それに、たしかに、まだ満足できない。もう少し釣っていたいという気はした。
すわりなおして、釣り糸をたらす。
日はみるみる落ちていき、あたりが薄闇に包まれる。
気の早いフクロウが、ホウ、ホウと鳴き始める。
チリチリと虫の声もした。
そのなかで滝つぼの水音が一番激しいのだが、なぜか、康雄は近くに人の気配を感じた。
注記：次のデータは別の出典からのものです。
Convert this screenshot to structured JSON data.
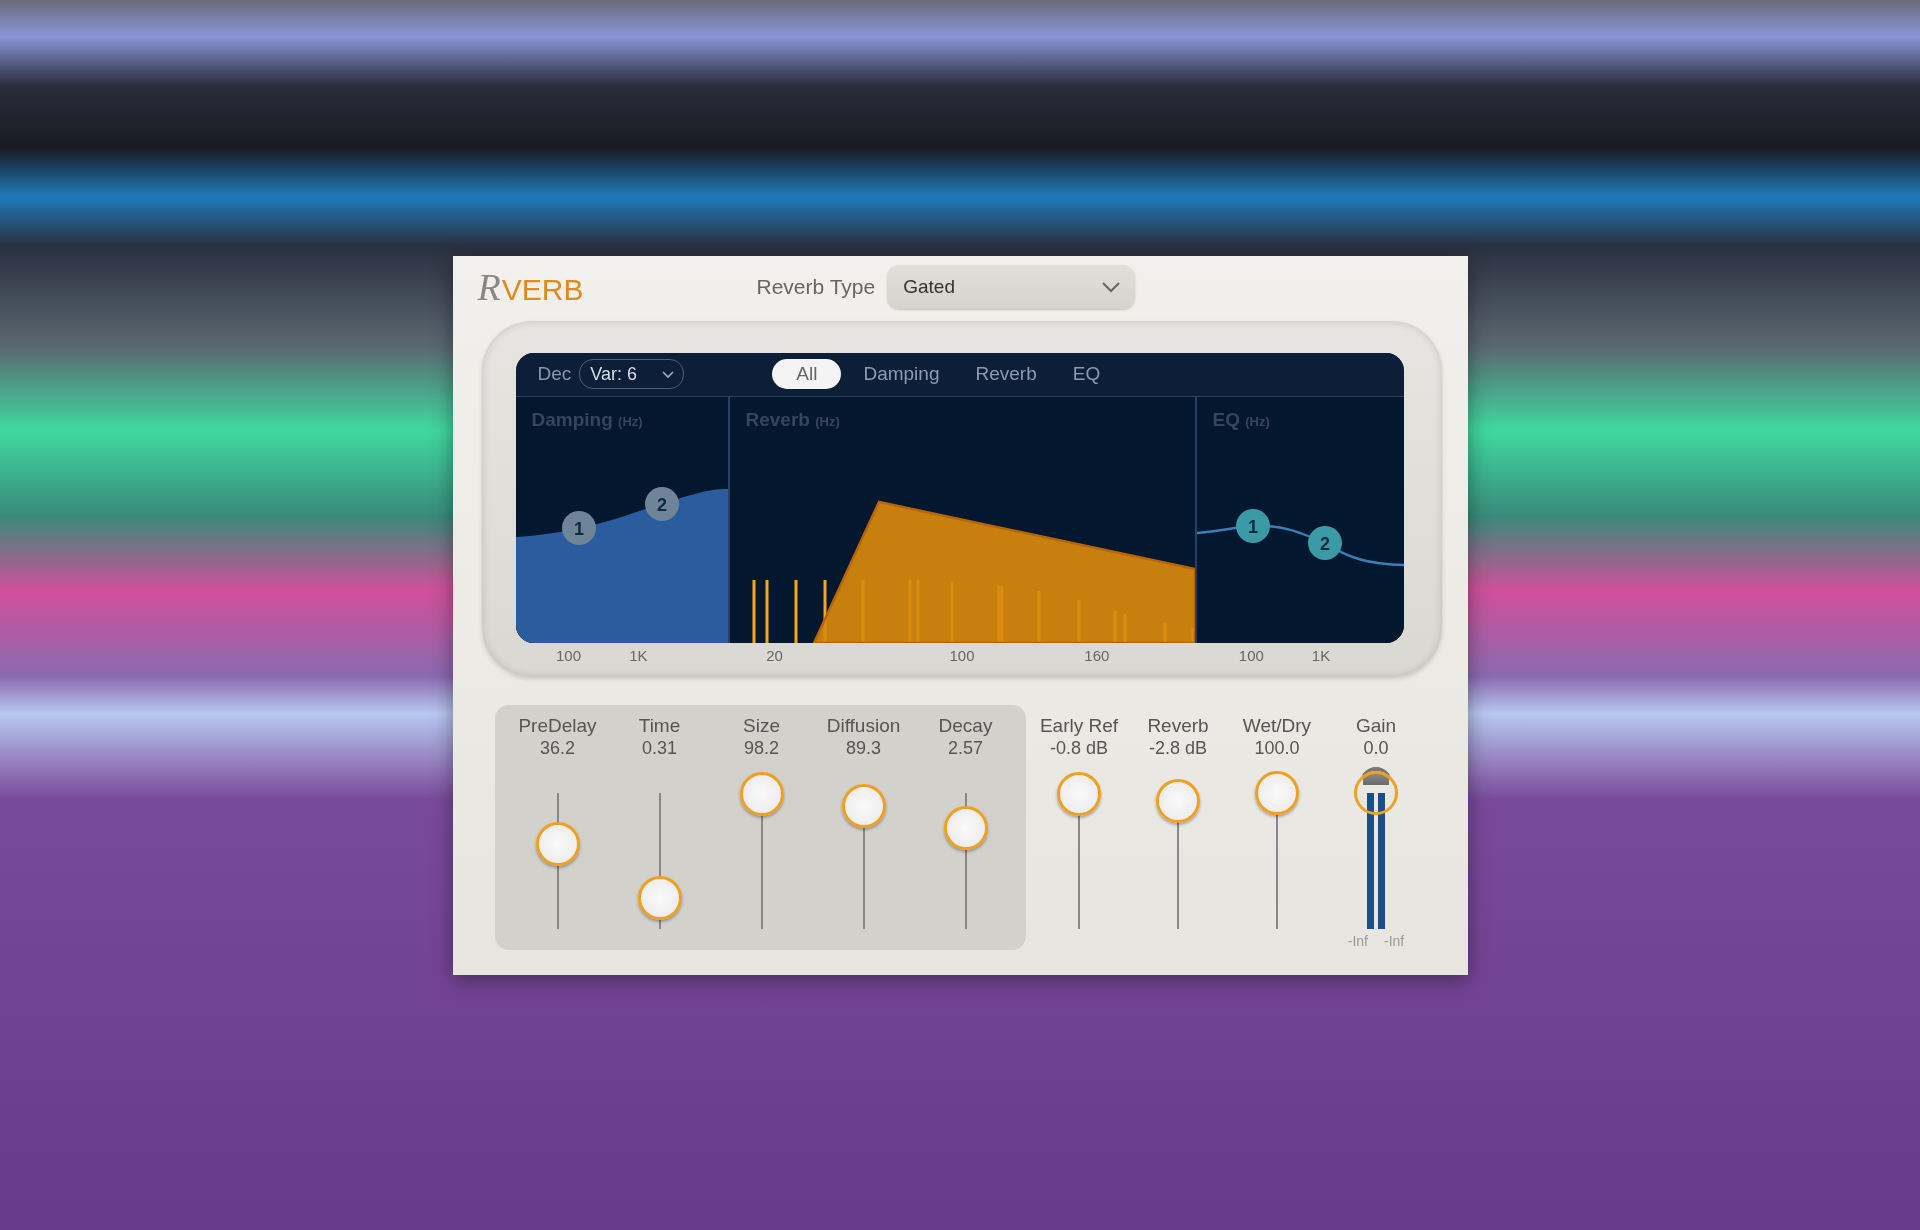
{
  "plugin": {
    "logo": {
      "initial": "R",
      "text": "VERB"
    },
    "reverb_type": {
      "label": "Reverb Type",
      "value": "Gated"
    }
  },
  "display": {
    "dec_label": "Dec",
    "variation": "Var: 6",
    "tabs": [
      {
        "label": "All",
        "selected": true
      },
      {
        "label": "Damping",
        "selected": false
      },
      {
        "label": "Reverb",
        "selected": false
      },
      {
        "label": "EQ",
        "selected": false
      }
    ],
    "panels": [
      {
        "kind": "damping",
        "title": "Damping",
        "unit": "(Hz)",
        "ticks": [
          "100",
          "1K"
        ],
        "nodes": [
          "1",
          "2"
        ]
      },
      {
        "kind": "reverb",
        "title": "Reverb",
        "unit": "(Hz)",
        "ticks": [
          "20",
          "100",
          "160"
        ]
      },
      {
        "kind": "eq",
        "title": "EQ",
        "unit": "(Hz)",
        "ticks": [
          "100",
          "1K"
        ],
        "nodes": [
          "1",
          "2"
        ]
      }
    ]
  },
  "slider_groups": [
    {
      "kind": "panel",
      "sliders": [
        {
          "kind": "slider",
          "label": "PreDelay",
          "reading": "36.2",
          "level": 0.62
        },
        {
          "kind": "slider",
          "label": "Time",
          "reading": "0.31",
          "level": 0.22
        },
        {
          "kind": "slider",
          "label": "Size",
          "reading": "98.2",
          "level": 0.99
        },
        {
          "kind": "slider",
          "label": "Diffusion",
          "reading": "89.3",
          "level": 0.9
        },
        {
          "kind": "slider",
          "label": "Decay",
          "reading": "2.57",
          "level": 0.74
        }
      ]
    },
    {
      "kind": "plain",
      "sliders": [
        {
          "kind": "slider",
          "label": "Early Ref",
          "reading": "-0.8 dB",
          "level": 0.99
        },
        {
          "kind": "slider",
          "label": "Reverb",
          "reading": "-2.8 dB",
          "level": 0.94
        },
        {
          "kind": "slider",
          "label": "Wet/Dry",
          "reading": "100.0",
          "level": 1.0
        },
        {
          "kind": "fader",
          "label": "Gain",
          "reading": "0.0",
          "level": 1.0,
          "meter_readings": [
            "-Inf",
            "-Inf"
          ]
        }
      ]
    }
  ]
}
というのも、耳元で、フウフウ、フウフウと、息づかいが聞こえるのだ。
ふりむいてみても誰もいない。
気のせいかと思い、また水面に視線をもどすのだが、しばらくすると、フウフウ、フウフウ、荒い呼吸の音がする。
ザワザワと風も出てくるし、闇はどんどん濃くなるし、康雄は、どうにもガマンならなくなった。
「おい。くにちゃん。帰ろう。おまえが帰らないんなら、おれは一人でも帰る」
立ちあがって釣り竿を片づけ始めたときに、ようやく、康雄は気がついた。
フウフウ言ってるのは、邦彦だ。
暗がりのなかに白目が浮かびあがり、じっと前を見ながら、フウフウ、ハアハア、息をついている。
「おい、くにちゃん! どうしたんだ? ぐあいが悪いのか?」
康雄が肩をつかんでゆすっても、邦彦は前を凝視したまま動かない。